Rinaldo Aste impiegò diversi anni per riuscire a dormire la notte: infatti l’incubo di quell’immane tragedia lo accompagnò per molto tempo, né riuscì mai a cancellarlo del tutto. Nei mesi successivi l’Arma dei Carabinieri lo trasferì in Trentino, dove in seguito conobbe Mercede, una gentile signora che anni dopo sarebbe diventata la sua seconda moglie. Più avanti nacque anche un figlio che venne chiamato Stefano, come il secondogenito perito nella tragedia a soli otto mesi.
Rinaldo aveva così ricevuto dal destino una seconda possibilità, ma aveva anche dovuto imparare a convivere con la disperazione, la rabbia e la paura. Del suo dramma non ne parlava mai volentieri perché è la gioia che si deve condividere non tanto il dolore.
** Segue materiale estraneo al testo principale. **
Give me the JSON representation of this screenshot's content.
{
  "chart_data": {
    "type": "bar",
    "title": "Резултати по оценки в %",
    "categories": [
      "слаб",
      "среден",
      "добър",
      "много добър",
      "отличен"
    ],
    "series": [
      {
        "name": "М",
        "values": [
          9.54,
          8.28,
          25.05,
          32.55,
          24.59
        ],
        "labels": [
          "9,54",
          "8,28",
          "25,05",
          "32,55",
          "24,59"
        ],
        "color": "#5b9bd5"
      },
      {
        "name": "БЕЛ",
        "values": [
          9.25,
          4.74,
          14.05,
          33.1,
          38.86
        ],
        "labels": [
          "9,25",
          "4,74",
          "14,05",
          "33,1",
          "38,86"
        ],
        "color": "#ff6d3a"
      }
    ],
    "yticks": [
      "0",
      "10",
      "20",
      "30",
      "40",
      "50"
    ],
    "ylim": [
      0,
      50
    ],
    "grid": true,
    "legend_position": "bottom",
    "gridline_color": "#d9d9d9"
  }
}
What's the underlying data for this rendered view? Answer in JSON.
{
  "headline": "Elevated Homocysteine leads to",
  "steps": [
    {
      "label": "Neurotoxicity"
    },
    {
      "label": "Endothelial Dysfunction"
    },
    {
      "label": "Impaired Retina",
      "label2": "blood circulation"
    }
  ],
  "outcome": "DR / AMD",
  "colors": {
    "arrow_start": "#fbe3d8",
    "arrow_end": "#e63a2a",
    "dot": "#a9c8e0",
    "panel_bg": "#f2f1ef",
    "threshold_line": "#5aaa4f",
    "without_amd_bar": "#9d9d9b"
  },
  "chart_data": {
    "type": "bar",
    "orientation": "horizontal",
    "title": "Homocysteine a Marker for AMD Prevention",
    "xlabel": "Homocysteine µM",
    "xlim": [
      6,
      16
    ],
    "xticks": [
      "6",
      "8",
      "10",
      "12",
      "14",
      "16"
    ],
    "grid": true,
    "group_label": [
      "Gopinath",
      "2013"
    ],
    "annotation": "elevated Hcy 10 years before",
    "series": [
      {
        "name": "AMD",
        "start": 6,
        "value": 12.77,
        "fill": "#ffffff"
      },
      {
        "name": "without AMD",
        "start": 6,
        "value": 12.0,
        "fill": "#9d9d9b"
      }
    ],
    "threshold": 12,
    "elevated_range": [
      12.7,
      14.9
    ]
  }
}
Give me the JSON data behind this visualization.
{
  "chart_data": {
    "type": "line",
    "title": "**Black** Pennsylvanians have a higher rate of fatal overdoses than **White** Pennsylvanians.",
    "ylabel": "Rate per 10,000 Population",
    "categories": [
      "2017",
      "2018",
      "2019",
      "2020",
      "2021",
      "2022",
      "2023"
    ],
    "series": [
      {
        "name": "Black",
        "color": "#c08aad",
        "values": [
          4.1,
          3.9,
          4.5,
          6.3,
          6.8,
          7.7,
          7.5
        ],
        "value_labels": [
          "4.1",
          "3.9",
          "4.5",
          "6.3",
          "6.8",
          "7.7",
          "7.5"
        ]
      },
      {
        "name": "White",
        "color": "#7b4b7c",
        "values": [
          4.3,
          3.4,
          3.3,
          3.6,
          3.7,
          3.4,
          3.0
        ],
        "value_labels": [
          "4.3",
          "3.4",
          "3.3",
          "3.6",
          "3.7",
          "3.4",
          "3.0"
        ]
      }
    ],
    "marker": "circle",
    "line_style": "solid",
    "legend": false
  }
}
Tuttavia aveva avuto il coraggio di iniziare una seconda vita anche se i lucidi fatti di quella notte, i visi e l’amore di Pia e dei loro due bambini non sarebbero mai più scomparsi dalla sua memoria. Vivere con il cuore nei ricordi belli e tentare, per quanto possibile, di rimuovere con la mente la tragedia del 9 ottobre 1963 fu per lui un duro esercizio di vita. E la nuova famiglia lo aiutò molto in questo.

Rinaldo Aste morì a 81 anni, nel 2005 a Mori, dove tempo prima si era trasferito. Fra i pochi sopravvissuti del Vajont aveva trovato un nuovo futuro grazie ad una vita intensa, fatta di lavoro e di affetti. Nel 1985 la sorte lo aveva costretto nuovamente a rivivere – con altrettanta rabbia e sbigottimento – un altro analogo dramma: quello del disastro di Stava, stavolta accaduto nel “suo” amato Trentino. Anche in quel caso, dove morirono 268 persone innocenti, furono interessi economici e irresponsabilità umana a causare il crollo di un bacino e a spazzare via case e persone. Rinaldo lo sapeva bene che quella era una storia molto simile alla sua. Un’altra storia di avidità e criminale leggerezza che pur nel dolore non doveva essere dimenticata, ma rimanere come monito a insegnamento per le future generazioni.